‘Dalton lays an amazing foundation for you to be a life-long learner and to become an independent, responsible young adult,’ says Old Girl and current Ascham teacher Catherine Crawford (Crouch 1974).
Mrs Crawford speaks with the unique experience of someone who attended Ascham as a student, experienced Ascham as a parent, and has now taught at Ascham in the Junior School for 25 years. Her current role as Ascham’s Junior School Curriculum and Dalton Coordinator is perfectly suited to her, given her depth of experience. Mrs Crawford understands Dalton teaching and learning inside out!
For Mrs Crawford, a growth mindset is a key attribute to becoming a successful Dalton student. ‘If students are open to trying new things and are receptive to a teacher’s advice, then they are better able to adapt to planning and taking responsibility for their learning,’ she says. ‘When you take responsibility for your learning and reflect on it, in the process of that reflection you are really taking your learning to the next level.’
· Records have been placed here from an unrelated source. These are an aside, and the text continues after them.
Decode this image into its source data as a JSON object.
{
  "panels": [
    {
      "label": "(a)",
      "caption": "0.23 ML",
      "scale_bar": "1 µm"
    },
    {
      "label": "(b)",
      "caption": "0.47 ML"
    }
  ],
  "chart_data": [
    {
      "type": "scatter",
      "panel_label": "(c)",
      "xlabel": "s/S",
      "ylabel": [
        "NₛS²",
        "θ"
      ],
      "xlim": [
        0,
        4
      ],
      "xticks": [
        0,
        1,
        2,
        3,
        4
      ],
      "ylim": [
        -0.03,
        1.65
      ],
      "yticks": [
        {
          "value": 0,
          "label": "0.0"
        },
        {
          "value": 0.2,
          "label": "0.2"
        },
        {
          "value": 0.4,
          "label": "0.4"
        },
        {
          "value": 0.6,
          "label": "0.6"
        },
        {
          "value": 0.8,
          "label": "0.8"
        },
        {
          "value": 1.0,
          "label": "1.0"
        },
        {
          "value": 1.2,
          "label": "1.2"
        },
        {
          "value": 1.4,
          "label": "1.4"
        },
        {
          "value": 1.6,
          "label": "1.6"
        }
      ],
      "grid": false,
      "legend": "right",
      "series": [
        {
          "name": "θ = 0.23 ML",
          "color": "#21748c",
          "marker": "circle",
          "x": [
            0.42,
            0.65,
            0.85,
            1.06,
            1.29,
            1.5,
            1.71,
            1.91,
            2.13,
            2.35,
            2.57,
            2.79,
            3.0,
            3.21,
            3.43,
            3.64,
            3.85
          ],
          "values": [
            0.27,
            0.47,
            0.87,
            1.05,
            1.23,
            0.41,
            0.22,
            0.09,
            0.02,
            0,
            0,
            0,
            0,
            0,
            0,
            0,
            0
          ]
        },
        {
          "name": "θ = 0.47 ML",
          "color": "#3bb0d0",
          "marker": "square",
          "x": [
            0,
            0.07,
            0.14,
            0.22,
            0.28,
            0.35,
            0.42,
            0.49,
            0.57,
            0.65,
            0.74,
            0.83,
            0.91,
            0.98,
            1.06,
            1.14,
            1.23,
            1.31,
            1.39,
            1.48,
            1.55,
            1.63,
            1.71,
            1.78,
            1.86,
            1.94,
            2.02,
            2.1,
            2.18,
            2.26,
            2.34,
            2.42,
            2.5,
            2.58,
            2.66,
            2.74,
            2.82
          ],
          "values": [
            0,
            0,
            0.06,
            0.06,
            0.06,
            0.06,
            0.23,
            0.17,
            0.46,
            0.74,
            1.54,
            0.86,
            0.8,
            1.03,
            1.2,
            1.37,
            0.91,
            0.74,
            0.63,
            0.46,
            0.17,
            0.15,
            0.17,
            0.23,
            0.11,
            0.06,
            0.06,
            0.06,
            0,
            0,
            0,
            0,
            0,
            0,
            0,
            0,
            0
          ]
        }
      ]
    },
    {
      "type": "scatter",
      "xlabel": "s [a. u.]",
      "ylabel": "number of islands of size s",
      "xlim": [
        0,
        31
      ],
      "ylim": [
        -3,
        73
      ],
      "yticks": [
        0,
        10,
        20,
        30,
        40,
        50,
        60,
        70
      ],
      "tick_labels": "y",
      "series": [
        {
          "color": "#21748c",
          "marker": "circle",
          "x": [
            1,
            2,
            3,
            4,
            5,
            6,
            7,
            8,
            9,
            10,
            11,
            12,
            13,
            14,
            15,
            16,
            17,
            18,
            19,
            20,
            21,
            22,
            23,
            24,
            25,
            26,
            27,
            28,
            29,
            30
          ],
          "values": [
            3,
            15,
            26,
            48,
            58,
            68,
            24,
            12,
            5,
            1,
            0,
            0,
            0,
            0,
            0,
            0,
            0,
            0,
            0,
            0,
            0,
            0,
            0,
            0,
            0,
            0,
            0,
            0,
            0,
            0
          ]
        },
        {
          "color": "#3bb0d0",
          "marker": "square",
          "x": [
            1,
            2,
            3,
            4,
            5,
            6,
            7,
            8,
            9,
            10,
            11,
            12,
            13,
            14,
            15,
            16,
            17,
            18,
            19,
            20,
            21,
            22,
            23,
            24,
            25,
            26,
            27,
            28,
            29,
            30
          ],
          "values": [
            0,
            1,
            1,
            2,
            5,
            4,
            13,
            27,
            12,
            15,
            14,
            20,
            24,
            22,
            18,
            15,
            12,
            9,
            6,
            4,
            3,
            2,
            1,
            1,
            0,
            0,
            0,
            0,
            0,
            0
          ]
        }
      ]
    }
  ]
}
Reflection and Responsibility are two of the four pillars of Dalton learning. ‘Dalton and its pillars are embedded into everything that is done in the Junior School,’ Mrs Crawford says’. ‘For example, at the start of each term our students set goals. This experience includes planning how to achieve your goals and then reflecting on them at the end of the term to work out “where to next”. Throughout this process Junior School students are conferencing with their teachers and learning how to take responsibility for their own individual learning.’
Mrs Crawford reflects that many of Dalton’s principal skills apply to teachers too—planning, organisation and time management are key, as is the ability to collaborate with colleagues as well as students. Time management is important as teachers need to ensure completed work is returned to students early in the week so gaps are identified, and students can move forward with their learning. Dalton teachers, she says ‘have to be on top of students’ learning, on top of their workload, and be organised.’
Undoubtably, collaboration between students and teachers is one of the greatest joys of a Dalton education. Speaking of her own experience as a student at Ascham, Mrs Crawford says, ‘I loved the discussion, especially in Latin with Mrs White and Ancient History with Marie Daley. Broadening your horizons on a subject and learning about it through open discussion with teachers was so memorable.’
Mrs Crawford also loved the independence that Dalton gave her. Spreading her work out over the week, completing her favourite subjects first and then the least favourite on Monday nights (before Tuesday morning deadline!) suited her perfectly. Mrs Crawford even fondly remembers Assignments that ‘had to be tied together with a ribbon at the end of the month—and never before that!’ While the principals of Dalton and its teaching methods remain the same, some things at Ascham have moved with the times!